Unions

Unions overlay multiple fields at the same memory address, sized to the largest member. They are a low-level memory layout tool for hardware registers, binary protocol parsing, and type punning. The user is responsible for tracking which field is active there is no compiler-managed tag.

For type-safe tagged unions with compiler-enforced variant tracking, use ADT enums.

Declaration

union Register {
    var as_u32: u32
    var as_bytes: [u8; 4]
    var as_f32: f32
}

All fields share the same starting address. The union’s size is the size of its largest member, plus any alignment padding.

Usage

Read and write fields with plain assignment. No special syntax or unsafe block is required:

var r: Register
r.as_u32 = 0xDEADBEEF
var byte0 = r.as_bytes[0]   // reads overlapping memory as u8

r.as_f32 = 3.14f32
// r.as_u32 now contains the bit representation of 3.14 as f32

Reading a field other than the one last written is type punning the value you get is the raw bit reinterpretation. This is legal but the result depends entirely on the underlying representation.

Caution

The compiler does not track which field was last written. Reading the wrong field is not a compile error it produces whatever bits happen to be in memory. This is the intended use case for unions, but it means correctness is entirely on the caller.

Trivial Types Only

Union fields must be trivially copyable. The following types are permitted:

Integers (i8—i512, u8—u512, isize, usize)
Floats (f16—f512)
Booleans (bool)
Characters (char)
Bytes (byte)
Pointers (*T, unsafe *T)
Fixed-size arrays of trivial types ([T; N])
Structs where all fields are trivially copyable
Other unions
Enums (plain, without ADT payloads)

Non-trivially copyable types are a compile error:

union Bad {
    var text: string    // compile error: string has a destructor
    var data: [i32]     // compile error: vector owns heap memory
}

If you need a union of non-trivial types, use an ADT enum the compiler manages construction, destruction, and active-variant tracking for you.

Unions Must Be Named

Unions cannot exist as standalone anonymous types.

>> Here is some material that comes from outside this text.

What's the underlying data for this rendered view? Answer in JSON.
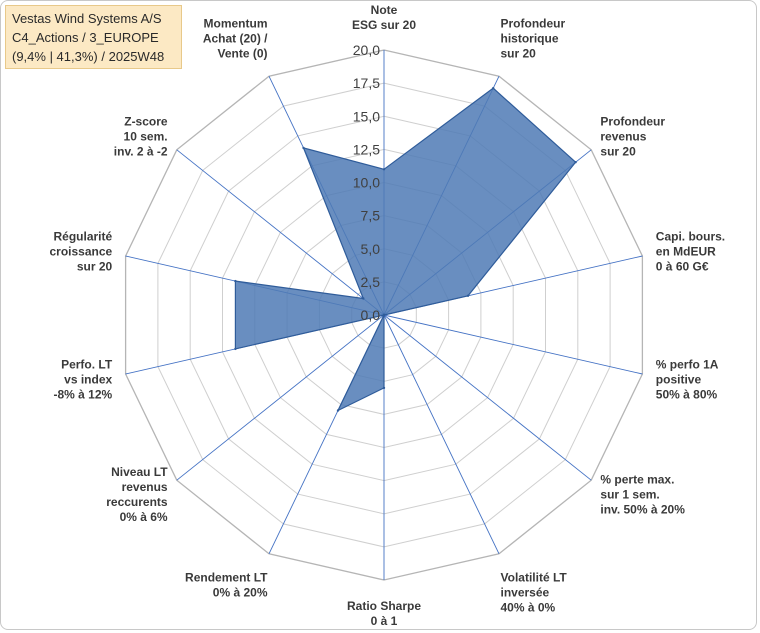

They must always be declared with a name:

union Pixel {           // ok: named union
    var rgba: u32
    var channels: [u8; 4]
}

Nesting in Structs and Classes

Unions are commonly embedded in structs or classes for structured access to overlapping data:

struct Packet {
    var opcode: u8
    var payload: PacketData
}

union PacketData {
    var as_int: i64
    var as_float: f64
    var as_bytes: [u8; 8]
}

var pkt: Packet
pkt.opcode = 0x01
pkt.payload.as_int = 42

For a type-safe version of this pattern (where the opcode determines which payload field is valid), use an ADT enum instead.

Generic Unions

Unions can be generic:

union <T, U> Either {
    var left: T
    var right: U
}

var e: Either<i32, f32>
e.left = 42

Type parameters must resolve to trivially copyable types. The compiler errors at instantiation time if a type argument is not trivially copyable.

Memory Layout

Union layout follows the platform’s C++ ABI:

Size equals the largest member’s size, rounded up for alignment
All fields start at offset 0
Alignment is the strictest alignment of any member

Layout attributes work the same as on structs and classes:

@packed
union Compact {
    var a: u8
    var b: u32   // no padding between a and b at the union level
}

@align(16)
union Aligned {
    var data: [u8; 12]
    var value: i32
}

Forward Declarations

Unions can be forward-declared for use in pointer types:

union Payload    // forward declaration

struct Message {
    var kind: u8
    var data: unsafe *Payload
}

union Payload {
    var as_int: i64
    var as_bytes: [u8; 8]
}

No Extends

Unions do not support extend blocks. They are raw memory overlays with no behavior adding methods would blur the line between unions and classes. If you need methods on overlapping data, wrap the union in a struct or class and add behavior there.

No Inheritance

Unions do not support derives. They cannot inherit from or be inherited by other types.

Summary

// Basic union
union Color {
    var rgba: u32
    var channels: [u8; 4]
}

var c: Color
c.rgba = 0xFF0000FF
c.channels[0]   // 0xFF (on little-endian)

// Generic union
union <A, B> Reinterpret {
    var a: A
    var b: B
}

var bits: Reinterpret<f32, u32>
bits.a = 3.14f32
std::println(f"bits of 3.14: 0x{bits.b:X}")

// Nested in a struct
struct HardwareRegister {
    var address: usize
    var value: RegValue
}

union RegValue {
    var raw: u32
    var fields: RegFields
}

struct RegFields {
    var low: u16
    var high: u16
}

var reg: HardwareRegister
reg.address = 0x4000_0000
reg.value.raw = 0xDEAD_BEEF
reg.value.fields.low    // 0xBEEF (little-endian)
reg.value.fields.high   // 0xDEAD (little-endian)